Bella may be a bit “closed for repairs,” as Jay puts it, but she’s actually a fully grown 35-year-old woman with all the needs and wants of a fully grown 35-year-old woman – a family that is his away from his mother; a loving husband, children. She wants to be seen for who she really is; be heard; to be truly loved.
Bella is the beating heart of “Lost in Yonkers” and the unwavering soul, especially given Syglowski’s delicately crafted performance that is both luminous and unassuming. “Lost in Yonkers” is as much about Bella’s growth as it is about reflecting on family ties; how these bonds are tested in the absence of love.
Co-directed by Rachel Alderman and Mason, this production moves with clarity and purpose through the play’s largely self-explanatory first act.
The dramatic fireworks come in the second act, especially a revealing opening scene between Louis and the boys; a funny and touching scene in which Bella gathers the whole family around her for an important announcement about her future; and building inexorably toward a consequent and inevitable, if you will, settling of scores between Bella and her mother.
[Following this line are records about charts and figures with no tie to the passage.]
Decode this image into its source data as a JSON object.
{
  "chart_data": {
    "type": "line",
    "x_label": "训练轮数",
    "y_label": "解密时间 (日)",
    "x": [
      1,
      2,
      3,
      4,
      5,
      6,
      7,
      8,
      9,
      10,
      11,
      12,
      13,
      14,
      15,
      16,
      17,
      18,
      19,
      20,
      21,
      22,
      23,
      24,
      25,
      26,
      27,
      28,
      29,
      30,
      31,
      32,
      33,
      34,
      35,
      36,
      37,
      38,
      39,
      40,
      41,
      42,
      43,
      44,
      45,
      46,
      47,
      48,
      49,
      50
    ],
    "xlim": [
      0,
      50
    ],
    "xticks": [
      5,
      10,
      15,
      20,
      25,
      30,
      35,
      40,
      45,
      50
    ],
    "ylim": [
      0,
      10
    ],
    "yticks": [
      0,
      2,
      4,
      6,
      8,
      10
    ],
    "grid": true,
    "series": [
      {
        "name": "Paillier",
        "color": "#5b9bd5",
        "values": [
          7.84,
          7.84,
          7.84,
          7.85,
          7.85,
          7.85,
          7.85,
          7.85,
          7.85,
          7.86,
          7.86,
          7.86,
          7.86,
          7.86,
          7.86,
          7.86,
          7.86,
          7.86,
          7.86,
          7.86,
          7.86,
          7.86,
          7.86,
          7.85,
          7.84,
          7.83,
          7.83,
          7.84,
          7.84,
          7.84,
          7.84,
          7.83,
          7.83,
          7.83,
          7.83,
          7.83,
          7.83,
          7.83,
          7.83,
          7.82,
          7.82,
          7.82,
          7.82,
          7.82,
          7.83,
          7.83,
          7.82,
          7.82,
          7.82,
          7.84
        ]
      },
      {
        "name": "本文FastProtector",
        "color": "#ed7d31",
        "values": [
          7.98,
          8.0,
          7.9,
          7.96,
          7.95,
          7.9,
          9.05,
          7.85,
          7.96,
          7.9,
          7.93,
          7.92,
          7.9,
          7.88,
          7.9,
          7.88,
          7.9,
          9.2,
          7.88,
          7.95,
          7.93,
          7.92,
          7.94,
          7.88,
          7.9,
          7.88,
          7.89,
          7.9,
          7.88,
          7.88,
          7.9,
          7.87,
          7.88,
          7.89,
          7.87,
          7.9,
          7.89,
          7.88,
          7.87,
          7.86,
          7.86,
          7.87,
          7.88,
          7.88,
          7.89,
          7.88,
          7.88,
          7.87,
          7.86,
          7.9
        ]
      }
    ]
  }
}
Except for a slightly melodramatic touch with the lighting leading up to and including Mason’s first entrance in the first act, Alderman and Mason applied a delicate touch to their directing. They capture the nuances and rhythm of the play and manage to forge within their cast an authentic sense of family.
“The only thing that keeps me going is knowing that you are with my family. Thank goodness you are in good hands,” Eddie wrote to his sons in one of his letters from the road.
Simon’s work is called “Lost in Yonkers”. Ultimately, this piece is about what was found.